Lin Chen; Hailin Zhao; Azeem Alam; Emma Mi; Shiori Eguchi; Shanglong Yao; Daqing Ma

Disclosures

BMC Anesthesiol. 2019;19(30) 

In This Article

Background

There are more than 230 million surgical operations around the world each year.[1] Although surgery is an essential treatment pathway in many diseases, respiratory complications following surgery away from the lung, referred to as 'remote lung injury', are associated with high mortality and physical disability even 5 years post-surgery.[2,3] The cost of hospital care associated with such complications is high.[4]

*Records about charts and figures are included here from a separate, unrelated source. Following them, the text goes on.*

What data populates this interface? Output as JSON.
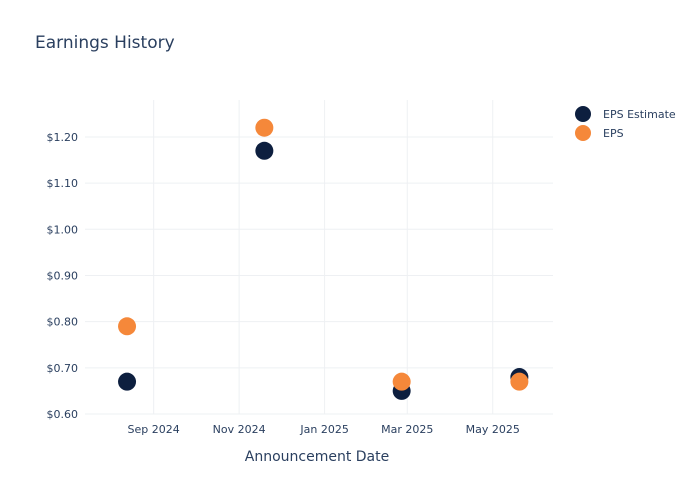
{
  "chart_data": {
    "type": "scatter",
    "title": "Earnings History",
    "xlabel": "Announcement Date",
    "ylabel": "",
    "x_ticks": [
      "Sep 2024",
      "Nov 2024",
      "Jan 2025",
      "Mar 2025",
      "May 2025"
    ],
    "y_ticks": [
      "$0.60",
      "$0.70",
      "$0.80",
      "$0.90",
      "$1.00",
      "$1.10",
      "$1.20"
    ],
    "ylim": [
      0.6,
      1.2
    ],
    "grid": true,
    "legend_position": "top-right",
    "series": [
      {
        "name": "EPS Estimate",
        "color": "#0d1f3f",
        "points": [
          {
            "x": "2024-08-13",
            "y": 0.67
          },
          {
            "x": "2024-11-19",
            "y": 1.17
          },
          {
            "x": "2025-02-25",
            "y": 0.65
          },
          {
            "x": "2025-05-20",
            "y": 0.68
          }
        ]
      },
      {
        "name": "EPS",
        "color": "#f5883a",
        "points": [
          {
            "x": "2024-08-13",
            "y": 0.79
          },
          {
            "x": "2024-11-19",
            "y": 1.22
          },
          {
            "x": "2025-02-25",
            "y": 0.67
          },
          {
            "x": "2025-05-20",
            "y": 0.67
          }
        ]
      }
    ]
  }
}
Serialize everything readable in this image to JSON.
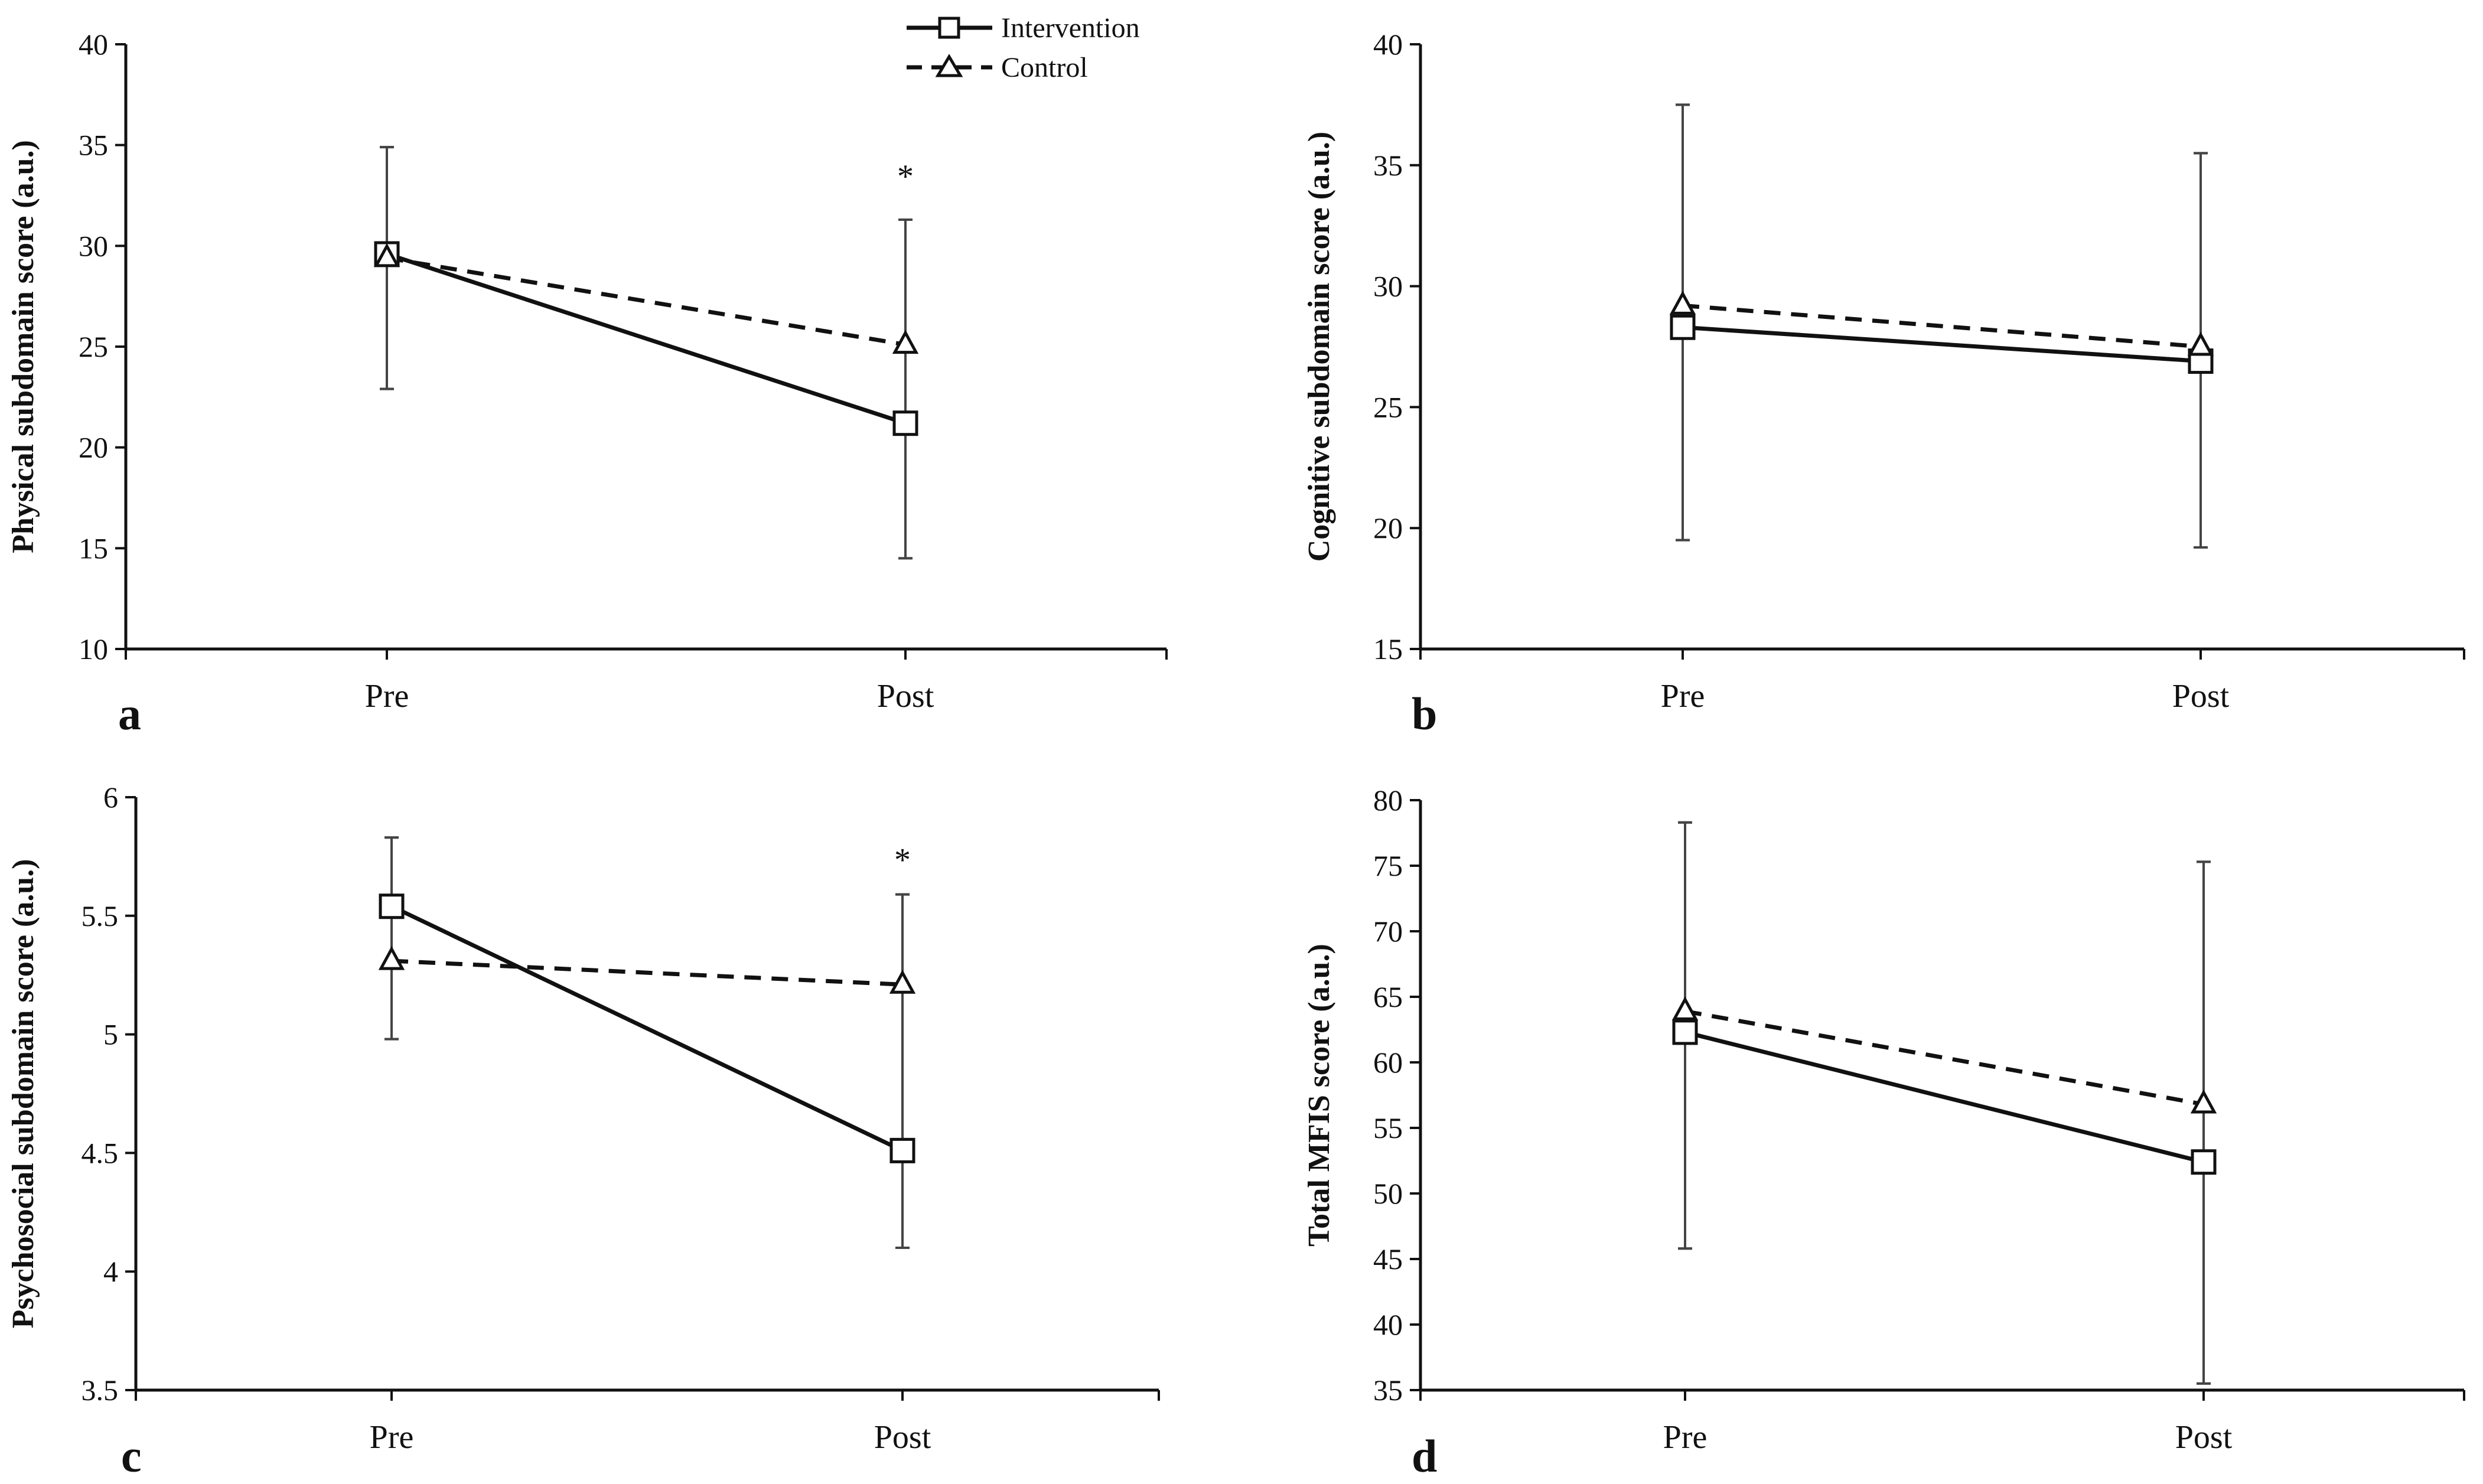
{
  "legend": {
    "intervention": "Intervention",
    "control": "Control"
  },
  "colors": {
    "line": "#111111",
    "errorbar": "#444444",
    "marker_fill": "#ffffff",
    "background": "#ffffff"
  },
  "chart_data": [
    {
      "panel_label": "a",
      "type": "line",
      "ylabel": "Physical subdomain score (a.u.)",
      "categories": [
        "Pre",
        "Post"
      ],
      "ylim": [
        10,
        40
      ],
      "yticks": [
        10,
        15,
        20,
        25,
        30,
        35,
        40
      ],
      "series": [
        {
          "name": "Intervention",
          "style": "solid",
          "marker": "square",
          "values": [
            29.6,
            21.2
          ],
          "err_upper": [
            34.9,
            31.3
          ],
          "err_lower": [
            22.9,
            14.5
          ]
        },
        {
          "name": "Control",
          "style": "dashed",
          "marker": "triangle",
          "values": [
            29.4,
            25.1
          ],
          "err_upper": [
            34.9,
            31.3
          ],
          "err_lower": [
            22.9,
            14.5
          ]
        }
      ],
      "annotations": [
        {
          "category": "Post",
          "y": 33.5,
          "text": "*"
        }
      ]
    },
    {
      "panel_label": "b",
      "type": "line",
      "ylabel": "Cognitive subdomain score (a.u.)",
      "categories": [
        "Pre",
        "Post"
      ],
      "ylim": [
        15,
        40
      ],
      "yticks": [
        15,
        20,
        25,
        30,
        35,
        40
      ],
      "series": [
        {
          "name": "Intervention",
          "style": "solid",
          "marker": "square",
          "values": [
            28.3,
            26.9
          ],
          "err_upper": [
            37.5,
            35.5
          ],
          "err_lower": [
            19.5,
            19.2
          ]
        },
        {
          "name": "Control",
          "style": "dashed",
          "marker": "triangle",
          "values": [
            29.2,
            27.5
          ],
          "err_upper": [
            37.5,
            35.5
          ],
          "err_lower": [
            19.5,
            19.2
          ]
        }
      ],
      "annotations": []
    },
    {
      "panel_label": "c",
      "type": "line",
      "ylabel": "Psychosocial subdomain score (a.u.)",
      "categories": [
        "Pre",
        "Post"
      ],
      "ylim": [
        3.5,
        6
      ],
      "yticks": [
        "3.5",
        "4",
        "4.5",
        "5",
        "5.5",
        "6"
      ],
      "series": [
        {
          "name": "Intervention",
          "style": "solid",
          "marker": "square",
          "values": [
            5.54,
            4.51
          ],
          "err_upper": [
            5.83,
            5.59
          ],
          "err_lower": [
            4.98,
            4.1
          ]
        },
        {
          "name": "Control",
          "style": "dashed",
          "marker": "triangle",
          "values": [
            5.31,
            5.21
          ],
          "err_upper": [
            5.83,
            5.59
          ],
          "err_lower": [
            4.98,
            4.1
          ]
        }
      ],
      "annotations": [
        {
          "category": "Post",
          "y": 5.74,
          "text": "*"
        }
      ]
    },
    {
      "panel_label": "d",
      "type": "line",
      "ylabel": "Total MFIS score (a.u.)",
      "categories": [
        "Pre",
        "Post"
      ],
      "ylim": [
        35,
        80
      ],
      "yticks": [
        35,
        40,
        45,
        50,
        55,
        60,
        65,
        70,
        75,
        80
      ],
      "series": [
        {
          "name": "Intervention",
          "style": "solid",
          "marker": "square",
          "values": [
            62.3,
            52.4
          ],
          "err_upper": [
            78.3,
            75.3
          ],
          "err_lower": [
            45.8,
            35.5
          ]
        },
        {
          "name": "Control",
          "style": "dashed",
          "marker": "triangle",
          "values": [
            63.9,
            56.8
          ],
          "err_upper": [
            78.3,
            75.3
          ],
          "err_lower": [
            45.8,
            35.5
          ]
        }
      ],
      "annotations": []
    }
  ]
}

Acute lung injury (ALI) and acute respiratory distress syndrome (ARDS) are two common forms of lung injury after surgery. Postoperative remote lung injury affects patient outcomes directly. In this review, the mechanisms of postoperative remote lung injury and its impact on surgical outcomes and prognosis will be discussed. Transfusion is often indispensable in surgery but can have detrimental effects after surgery, including infection and lung injury. According to the Food and Drug Administration, transfusion related acute lung injury (TRALI) is a severe event especially with platelet or plasma containing transfusions among the elderly[5] which is beyond the scope of this review and will not be discussed.